This week Austin hosted the Civil Rights Summit celebrating President Lyndon Johnson’s amazing efforts to pass the 1964 Civil Rights Act and the 1965 Voting Rights Act, legislation that changed the course of American history. The Felix Longoria Affair reveals only one painful account of life in the Jim Crow South before LBJ stood up to the practices that stained this country’s heritage.
In 1948 the remains of Private Felix Longoria were recovered from the Philippines where he had been killed while serving on a volunteer mission

near the end of World War II. His body was shipped to his home in Three Rivers, where a barbed wire fence cordoned off the Mexican section of the cemetery. When Longoria’s widow tried to arrange for his wake in the local funeral home, the director refused to allow the family to use the chapel. He claimed that at previous Mexican-American services there had been disturbances and also that “the whites would not like it.” The funeral director offered to hold the wake in the family’s home on the Mexican side of town, which was the custom in Three Rivers.
Private Longoria’s widow and her sister turned to Dr. Hector Garcia who had recently founded the American G.I. Forum, a group of Texans that worked to secure equal rights for Hispanic veterans. After Dr.
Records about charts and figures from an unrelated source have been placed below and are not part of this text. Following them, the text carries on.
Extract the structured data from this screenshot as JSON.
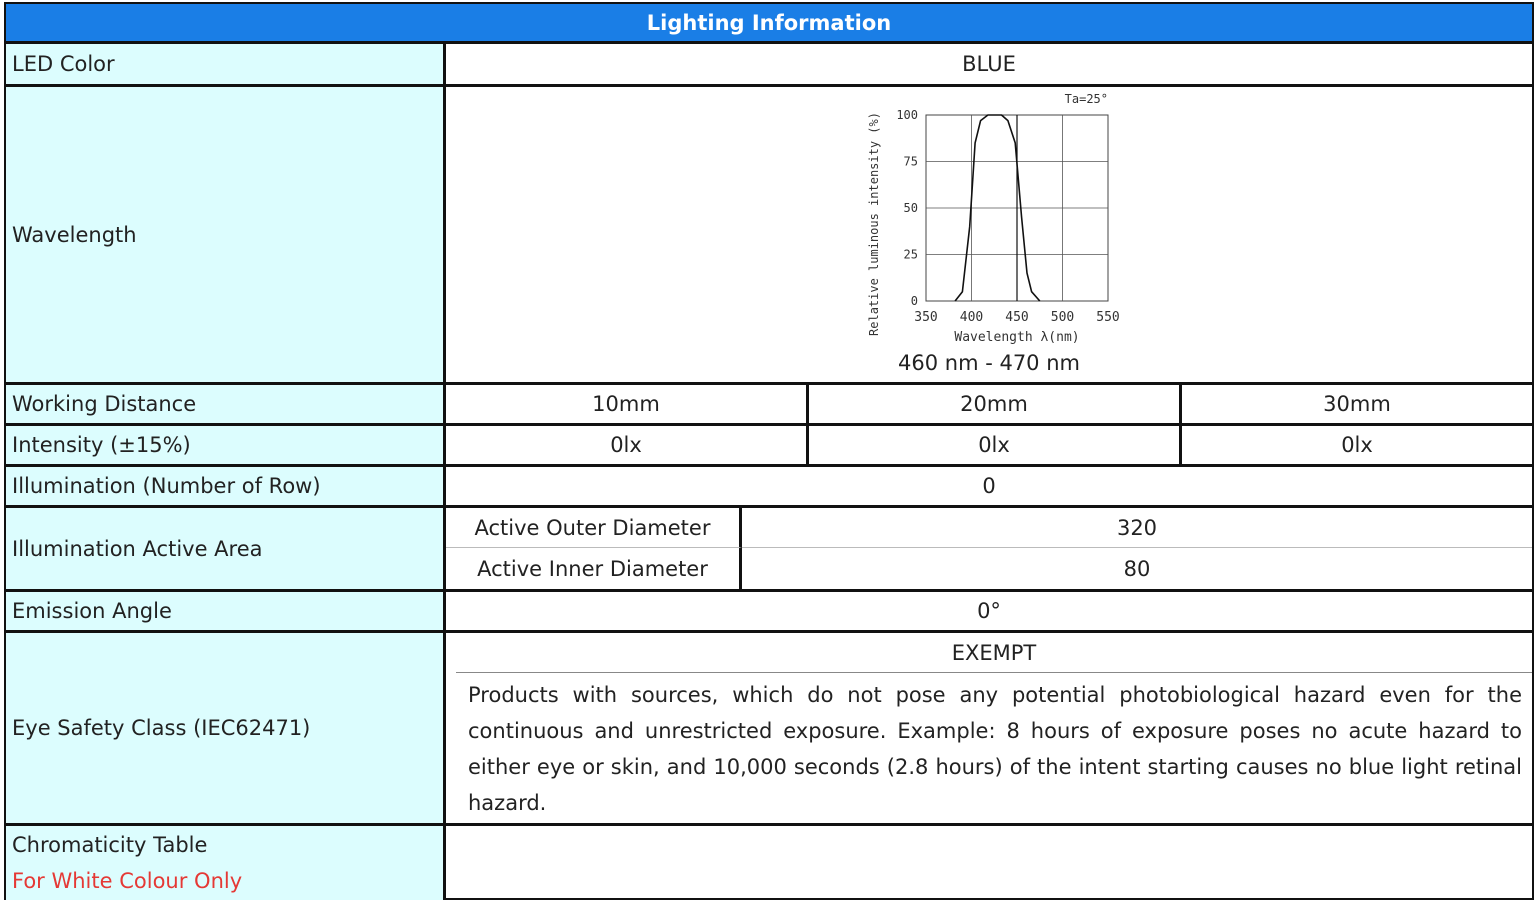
{
  "title": "Lighting Information",
  "rows": {
    "led_color": {
      "label": "LED Color",
      "value": "BLUE"
    },
    "wavelength": {
      "label": "Wavelength",
      "value": "460 nm - 470 nm"
    },
    "working_distance": {
      "label": "Working Distance",
      "values": [
        "10mm",
        "20mm",
        "30mm"
      ]
    },
    "intensity": {
      "label": "Intensity (±15%)",
      "values": [
        "0lx",
        "0lx",
        "0lx"
      ]
    },
    "illumination_rows": {
      "label": "Illumination (Number of Row)",
      "value": "0"
    },
    "active_area": {
      "label": "Illumination Active Area",
      "outer_label": "Active Outer Diameter",
      "outer_value": "320",
      "inner_label": "Active Inner Diameter",
      "inner_value": "80"
    },
    "emission_angle": {
      "label": "Emission Angle",
      "value": "0°"
    },
    "eye_safety": {
      "label": "Eye Safety Class (IEC62471)",
      "class": "EXEMPT",
      "description": "Products with sources, which do not pose any potential photobiological hazard even for the continuous and unrestricted exposure. Example: 8 hours of exposure poses no acute hazard to either eye or skin, and 10,000 seconds (2.8 hours) of the intent starting causes no blue light retinal hazard."
    },
    "chromaticity": {
      "label": "Chromaticity Table",
      "note": "For White Colour Only"
    }
  },
  "chart_data": {
    "type": "line",
    "title": "",
    "annotation": "Ta=25°",
    "xlabel": "Wavelength λ(nm)",
    "ylabel": "Relative luminous intensity (%)",
    "x_ticks": [
      "350",
      "400",
      "450",
      "500",
      "550"
    ],
    "y_ticks": [
      "0",
      "25",
      "50",
      "75",
      "100"
    ],
    "xlim": [
      350,
      550
    ],
    "ylim": [
      0,
      100
    ],
    "grid": true,
    "series": [
      {
        "x": [
          382,
          390,
          398,
          404,
          410,
          418,
          425,
          433,
          440,
          448,
          455,
          461,
          466,
          475
        ],
        "y": [
          0,
          5,
          40,
          85,
          97,
          100,
          100,
          100,
          97,
          85,
          45,
          15,
          5,
          0
        ]
      }
    ],
    "marker_x": 450
  },
  "colors": {
    "header_bg": "#1a7ee6",
    "label_bg": "#dcfdfe",
    "note_red": "#e53935"
  }
}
Garcia received the same negative response from the funeral director that Mrs. Longoria had received, he sent telegrams to Texas congressmen asking for their support. Immediately Senator Lyndon Johnson responded, offering to arrange for the burial at Arlington National Cemetery. Word spread of the discrimination with an article in the New York Times, and Walter Winchell commented on his radio program, “The big state of Texas looks mighty small tonight.”
On February 16, 1949, the funeral service took place with full military honors at Arlington National Cemetery in the presence of Private Felix Longoria’s family, Senator Johnson, and a representative of President Harry Truman.
The Texas House of Representatives authorized a five-member committee to investigate the Felix Longoria affair. After open hearings at the Three Rivers Chamber of Commerce, the committee decided that although the funeral director acted in anger, he had apologized, and he had not discriminated against the Longoria family. The report was never filed as committee members began to back peddle with comments such as the director’s words “appear to be discriminatory” and the director’s actions were on “the fine line of discrimination.”
The Civil Rights legislation that LBJ pushed through Congress in the 1960s began the long road toward reversal of discrimination in this country. The Civil Rights Summit of 2014 highlights and encourages the continuation of that march toward equality for all our citizens.
Hard to believe!
I agree. Some of the things that have happened in our race relations in this country are heart-breaking.
It is hard to imagine how anyone could justify such disrespect for someone who died for their country.
Many in the town were still unhappy in recent times when a historical marker was placed at the former site of the funeral home.